I got the food-101 dataset and split it into test/training datasets in the same folder arrangement as the dogs/cats dataset. The text in the notebook suggests that I can run the code as is, and it should make the right predictions as is. I let it train for ~10 minutes and it was getting a ~30% accuracy, so it appeared to be “working.”
Then I realized that the vgg python file is downloading some dogs/cats specific things.
How can I remove that dependency and allow for it to retrain and predict on my dataset without using the vgg.h5 weights and the weirdly formatted json file?
If I use the code at the end of the lesson, I think I can train the model that way, but without the JSON file I’ll have no way of actually seeing the results. What can I do here?
In Vgg16 create method, you can remove the following line.
model.load_weights(get_file(fname, self.FILE_PATH+fname, cache_subdir='models'))
Then the model will initialize to random weights and train the weights on your data
Hi @fyber, there might be a misunderstanding here: The architecture of models (i.e. the layers, convolutions, etc.) in keras are stored as JSON files, while the weights are stored as HDF5 (.h5), see here. The weights are what the model has learned. You need both to run VGG16.
The VGG net used here has been trained on Imagenet.org data. The 1000 classes include dogs and cats, but are by no means specific to just these two classes. Moreover, there is food in the Imagenet data, so VGG will be good at recognizing this as well.

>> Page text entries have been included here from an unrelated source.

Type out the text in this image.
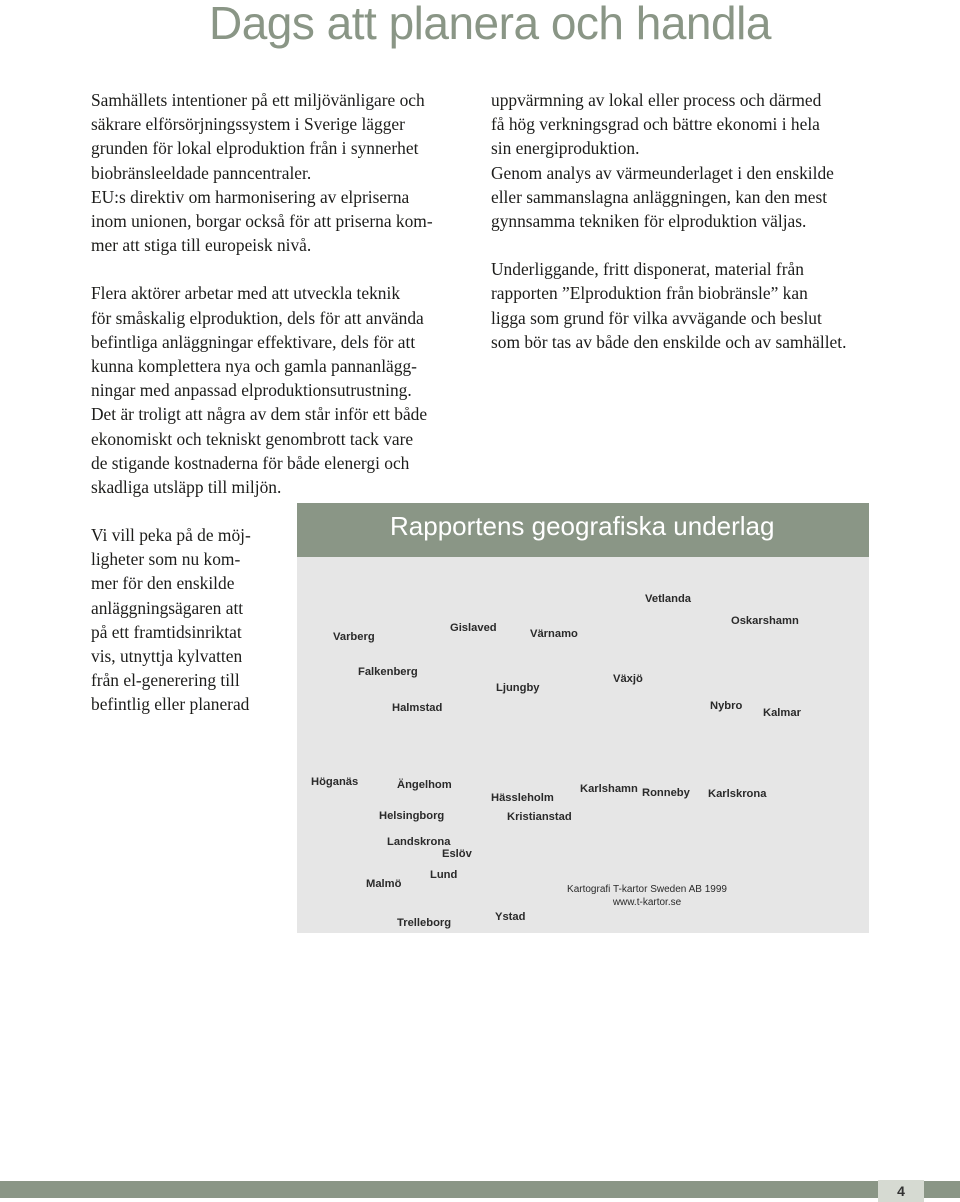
Dags att planera och handla

Samhällets intentioner på ett miljövänligare och
säkrare elförsörjningssystem i Sverige lägger
grunden för lokal elproduktion från i synnerhet
biobränsleeldade panncentraler.
EU:s direktiv om harmonisering av elpriserna
inom unionen, borgar också för att priserna kom-
mer att stiga till europeisk nivå.

Flera aktörer arbetar med att utveckla teknik
för småskalig elproduktion, dels för att använda
befintliga anläggningar effektivare, dels för att
kunna komplettera nya och gamla pannanlägg-
ningar med anpassad elproduktionsutrustning.
Det är troligt att några av dem står inför ett både
ekonomiskt och tekniskt genombrott tack vare
de stigande kostnaderna för både elenergi och
skadliga utsläpp till miljön.

Vi vill peka på de möj-
ligheter som nu kom-
mer för den enskilde
anläggningsägaren att
på ett framtidsinriktat
vis, utnyttja kylvatten
från el-generering till
befintlig eller planerad

uppvärmning av lokal eller process och därmed
få hög verkningsgrad och bättre ekonomi i hela
sin energiproduktion.
Genom analys av värmeunderlaget i den enskilde
eller sammanslagna anläggningen, kan den mest
gynnsamma tekniken för elproduktion väljas.

Underliggande, fritt disponerat, material från
rapporten ”Elproduktion från biobränsle” kan
ligga som grund för vilka avvägande och beslut
som bör tas av både den enskilde och av samhället.

Rapportens geografiska underlag
Vetlanda
Oskarshamn
Varberg
Gislaved	Värnamo
Falkenberg
Växjö
Ljungby
Halmstad	Nybro
Kalmar
Höganäs	Ängelhom	Karlshamn Ronneby Karlskrona
Hässleholm
Helsingborg	Kristianstad
Landskrona
Eslöv
Lund
Malmö
Trelleborg	Ystad
Kartografi T-kartor Sweden AB 1999
www.t-kartor.se
4
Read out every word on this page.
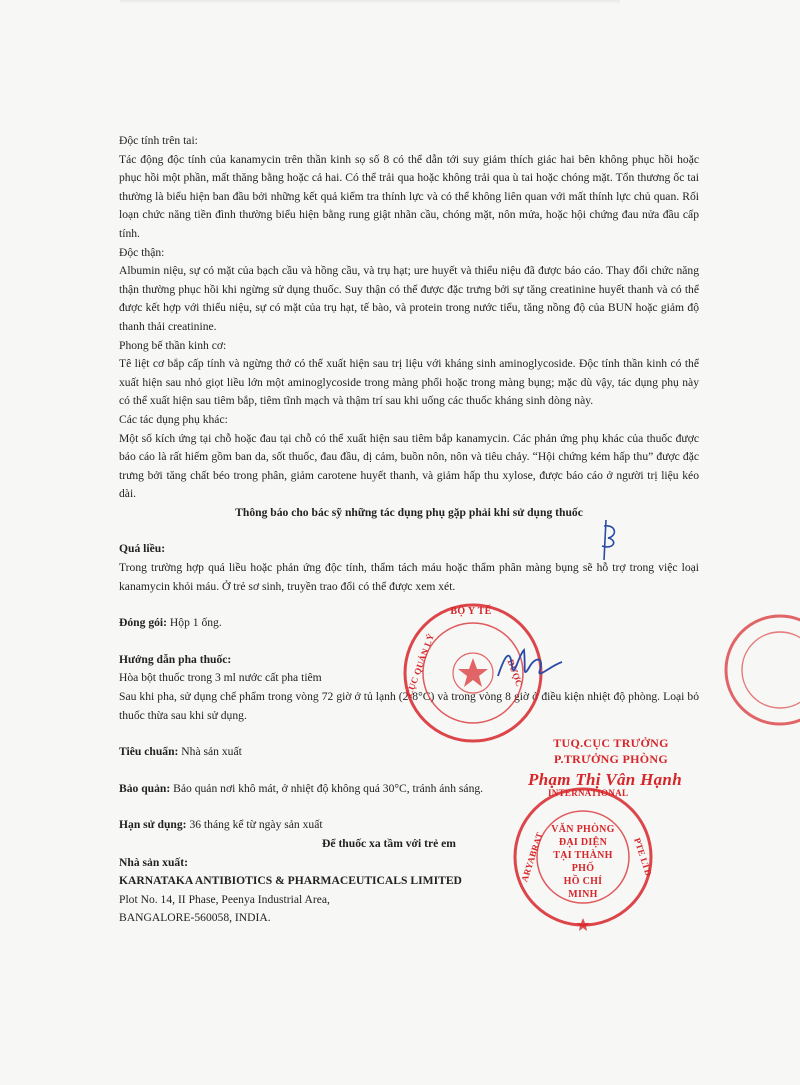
Độc tính trên tai:

Tác động độc tính của kanamycin trên thần kinh sọ số 8 có thể dẫn tới suy giảm thích giác hai bên không phục hồi hoặc phục hồi một phần, mất thăng bằng hoặc cả hai. Có thể trải qua hoặc không trải qua ù tai hoặc chóng mặt. Tổn thương ốc tai thường là biểu hiện ban đầu bởi những kết quả kiểm tra thính lực và có thể không liên quan với mất thính lực chủ quan. Rối loạn chức năng tiền đình thường biểu hiện bằng rung giật nhãn cầu, chóng mặt, nôn mửa, hoặc hội chứng đau nửa đầu cấp tính.

Độc thận:

Albumin niệu, sự có mặt của bạch cầu và hồng cầu, và trụ hạt; ure huyết và thiểu niệu đã được báo cáo. Thay đổi chức năng thận thường phục hồi khi ngừng sử dụng thuốc. Suy thận có thể được đặc trưng bởi sự tăng creatinine huyết thanh và có thể được kết hợp với thiểu niệu, sự có mặt của trụ hạt, tế bào, và protein trong nước tiểu, tăng nồng độ của BUN hoặc giảm độ thanh thải creatinine.

Phong bế thần kinh cơ:

Tê liệt cơ bắp cấp tính và ngừng thở có thể xuất hiện sau trị liệu với kháng sinh aminoglycoside. Độc tính thần kinh có thể xuất hiện sau nhỏ giọt liều lớn một aminoglycoside trong màng phổi hoặc trong màng bụng; mặc dù vậy, tác dụng phụ này có thể xuất hiện sau tiêm bắp, tiêm tĩnh mạch và thậm trí sau khi uống các thuốc kháng sinh dòng này.

Các tác dụng phụ khác:

Một số kích ứng tại chỗ hoặc đau tại chỗ có thể xuất hiện sau tiêm bắp kanamycin. Các phản ứng phụ khác của thuốc được báo cáo là rất hiếm gồm ban da, sốt thuốc, đau đầu, dị cảm, buồn nôn, nôn và tiêu chảy. “Hội chứng kém hấp thu” được đặc trưng bởi tăng chất béo trong phân, giảm carotene huyết thanh, và giảm hấp thu xylose, được báo cáo ở người trị liệu kéo dài.

Thông báo cho bác sỹ những tác dụng phụ gặp phải khi sử dụng thuốc

Quá liều:

Trong trường hợp quá liều hoặc phản ứng độc tính, thẩm tách máu hoặc thẩm phân màng bụng sẽ hỗ trợ trong việc loại kanamycin khỏi máu. Ở trẻ sơ sinh, truyền trao đổi có thể được xem xét.

Đóng gói: Hộp 1 ống.

Hướng dẫn pha thuốc:

Hòa bột thuốc trong 3 ml nước cất pha tiêm

Sau khi pha, sử dụng chế phẩm trong vòng 72 giờ ở tủ lạnh (2-8°C) và trong vòng 8 giờ ở điều kiện nhiệt độ phòng. Loại bỏ thuốc thừa sau khi sử dụng.

Tiêu chuẩn: Nhà sản xuất

Bảo quản: Bảo quản nơi khô mát, ở nhiệt độ không quá 30°C, tránh ánh sáng.

Hạn sử dụng: 36 tháng kể từ ngày sản xuất

Để thuốc xa tầm với trẻ em

Nhà sản xuất:

KARNATAKA ANTIBIOTICS & PHARMACEUTICALS LIMITED

Plot No. 14, II Phase, Peenya Industrial Area,

BANGALORE-560058, INDIA.

BỘ Y TẾ
CỤC QUẢN LÝ	DƯỢC
TUQ.CỤC TRƯỞNG
P.TRƯỞNG PHÒNG
Phạm Thị Vân Hạnh
INTERNATIONAL
ARYABRAT	PTE LTD
VĂN PHÒNG
ĐẠI DIỆN
TẠI THÀNH PHỐ
HỒ CHÍ MINH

The big take home, however, of the lessons on convolutional models is, that, even though a model, like VGG16, may not have been trained explicitely on your kind of data, it may still be used to classify it. This is called transfer learning and the adaptation of a model to a new task is finetuning, i.e. adding a few more layers on top specific for your classification problem, while leaving the VGG weights untouched (or training only a few layers).
The reason why this works is visualized very well in the papers bei Mat Zeiler and Yosinksi (see lesson 3 I believe). In short: Features learned by the model may be general enough (edges, gradients, patterns) to be applicable to your food dataset in spite of the pictures looking quite different. Your custom top layers merely pick the right mixture of those features which are relevant to detect different food classes.
Ah ok, I was misunderstanding how this worked. Training on the provided weight data produces much better results than attempting to train from scratch.
If you remember from the lessons he disabled training on earlier layers (layer.trainable=False). This is so the training (mostly CNN layers) that was done using ImageNet is still in place and unaltered, all we are doing is training the dense layers that sit on top of the pre-trained CNN layers.
Exactly. After the VGG layers have been constant and your custom layers on top have been trained for a few epochs, some people like to finetune the VGG layers with a low learning rate. This keras blog is very helpful here.
The underlying idea is that you can classify a new body of data much more quickly (fewer training epochs) and with an order of magnitude or two less training data when using this transfer learning approach vs training a new deep architecture from scratch.